I'm not a writer, but i wanted to share my experience with game development. I've played and enjoyed games since I was a child and always dreamed of making them. Attended college for the game design side of things with intentions to continue with coding, but that never happened. As with anything in life things happen and sometimes plans don't work. So I decided to focus on my day job and put off game development. Then comes 2014.
In 2014 after seeing people get promoted, and constantly getting passed over I decided to refocus my life on a path I wanted to be on. I decided to start my own game development company "Cracked Piston LLC" with no experience in game development. I did however have experience in business management which really helped in the business side of things. But how would I manage a business by myself with no skills.
I read some documents, picked unity for the free price range and learned the basics of Unity's interface. I decided to reach out to see if other people would like to work together to make a game via the collaboration forum. I won't go into details but needless to say it was a waste of a little over a year, leaving me alone again.
Knowing that just having great ideas is not enough, I needed to be able to do more, to create game systems myself. I found Playmaker, and while I enjoyed it, it just wasn't for me. I wanted to make a RPG and that required inventory and save/load system (The bane of my life). So again I took a break, still reluctant to study coding.
I found a system called PlyGame, perfect for what i wanted. It had a inventory system, save/load system and easy to understand visual coding system. So I began making my first game Devoured Time, and I fell into the trap most fall in of being over ambitious. Again I won't go into the details, needless to say I wasted a lot of time and found myself in a bit of a bind.

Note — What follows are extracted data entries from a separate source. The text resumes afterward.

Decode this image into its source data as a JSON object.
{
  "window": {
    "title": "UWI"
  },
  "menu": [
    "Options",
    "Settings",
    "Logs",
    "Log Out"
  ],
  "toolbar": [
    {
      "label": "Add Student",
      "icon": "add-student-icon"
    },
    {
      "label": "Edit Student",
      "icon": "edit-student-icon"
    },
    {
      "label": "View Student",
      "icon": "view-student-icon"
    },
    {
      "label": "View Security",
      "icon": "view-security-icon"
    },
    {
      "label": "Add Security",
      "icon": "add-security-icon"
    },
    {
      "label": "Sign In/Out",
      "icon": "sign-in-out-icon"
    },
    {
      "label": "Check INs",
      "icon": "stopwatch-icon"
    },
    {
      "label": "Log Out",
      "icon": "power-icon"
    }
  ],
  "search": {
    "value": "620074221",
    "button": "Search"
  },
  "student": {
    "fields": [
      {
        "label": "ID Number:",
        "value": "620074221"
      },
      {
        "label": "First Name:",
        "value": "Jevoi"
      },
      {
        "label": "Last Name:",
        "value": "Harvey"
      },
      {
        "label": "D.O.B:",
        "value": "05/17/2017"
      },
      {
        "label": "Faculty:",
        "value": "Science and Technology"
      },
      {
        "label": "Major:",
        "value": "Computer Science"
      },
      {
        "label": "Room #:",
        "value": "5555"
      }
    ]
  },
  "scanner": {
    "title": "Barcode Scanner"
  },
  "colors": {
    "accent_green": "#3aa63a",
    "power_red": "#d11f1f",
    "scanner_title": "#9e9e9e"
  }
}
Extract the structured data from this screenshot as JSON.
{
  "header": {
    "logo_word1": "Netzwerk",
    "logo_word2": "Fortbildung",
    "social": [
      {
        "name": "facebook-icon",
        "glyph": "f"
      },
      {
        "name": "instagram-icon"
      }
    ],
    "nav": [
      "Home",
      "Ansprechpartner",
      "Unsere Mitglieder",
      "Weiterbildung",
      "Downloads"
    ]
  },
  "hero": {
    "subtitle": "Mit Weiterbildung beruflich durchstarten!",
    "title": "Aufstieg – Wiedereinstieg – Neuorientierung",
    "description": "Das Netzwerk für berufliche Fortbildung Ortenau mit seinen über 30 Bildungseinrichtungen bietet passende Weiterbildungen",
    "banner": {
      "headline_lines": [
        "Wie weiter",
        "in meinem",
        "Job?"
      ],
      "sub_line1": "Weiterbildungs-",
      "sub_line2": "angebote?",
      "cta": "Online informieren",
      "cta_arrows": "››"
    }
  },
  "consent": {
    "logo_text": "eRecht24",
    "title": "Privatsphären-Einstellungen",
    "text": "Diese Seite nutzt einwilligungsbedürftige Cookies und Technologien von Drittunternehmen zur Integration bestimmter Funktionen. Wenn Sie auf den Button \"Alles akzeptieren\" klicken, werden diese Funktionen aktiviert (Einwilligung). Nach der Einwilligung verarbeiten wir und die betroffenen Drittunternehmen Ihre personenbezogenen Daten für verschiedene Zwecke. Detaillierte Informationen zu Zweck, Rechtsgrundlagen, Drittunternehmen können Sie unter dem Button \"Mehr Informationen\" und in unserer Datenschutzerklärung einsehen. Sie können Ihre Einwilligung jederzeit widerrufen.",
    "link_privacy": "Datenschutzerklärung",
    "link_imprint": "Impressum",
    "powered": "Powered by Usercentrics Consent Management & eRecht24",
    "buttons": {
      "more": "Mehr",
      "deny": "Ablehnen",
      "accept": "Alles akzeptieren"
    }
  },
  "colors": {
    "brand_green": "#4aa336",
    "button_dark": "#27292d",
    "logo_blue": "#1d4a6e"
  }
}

Devoured Time got greenlite and I opted for early access, but it was based on a game that myself and friend(artist) came up with. We parted ways right after it was greenlite leaving the art side gone. I was now in a position where people voted the game up and even bought into the early access. The amount was low but still people believed in it.
If there's one thing about me it's I don't like to let people down so i continued with the game, now much different than the original concept. I had to spend more and more money on art assets and found there were systems I just couldn't do with PlyGame. But I refused to abandon the game, opting instead to complete it with as much of the things I could.
When I finished the game, which took just under 2 years I was disappointed. It wasn't anything like I wanted, a total let down to me and probably the customers. So I decided then to redo the game, but on a smaller scale. I rewrote the game's story and completed it offering what I feel is a much better experience. (still not what i hoped)
I also reduced the price and offered people who bought the game at the higher price a deal. They would get a free copy of 1 of any games I make in the future. Then I stopped working on any projects and decided to focus on C#.
I learned that without a understanding of C# it would be hard for me to make the types of games I want to make. So I started classes on Udemy and turns out C# isn't that hard to learn, at least for me. I already understood if/then statements, variables , classes and a few other things.
So for the advice part of this article, start small. You don't need to make text based games, blockbuster clones, etc but you do need to start small. I would recommend making a few free to play games, that don't cost you much or anything to make.
Plan on doing it alone, at least at first, unless you have some close friends you can trust and count on. If you think of a project and you can't do it alone or have the funds to pay someone then bench it and move on. Don't forget it, but work on a new idea that you can complete.
Don't be scared to learn C#, I had zero time in C# when I started and I can say I wish I started from the start. While there are many Visual tools out there, you will always be limited without at least intermediate knowledge in C#. If you want to integrate an asset in or create a simple script C# is a must.
Make sure you focus on the business side of things to. You want to differentiate your person accounts from your business accounts. You may not be making money at first but you will soon. You may create a great game but fail on the business side which could have dire effects.
The last thing would be, don't give up. I stopped for many reasons but I never gave up, and while my first game wasn't the best, I completed it and people did enjoy it. With Unity there are so many learning tools, assets, just general help that you can do anything you set your mind to.
Thanks for reading this, I hope it helped you in some way.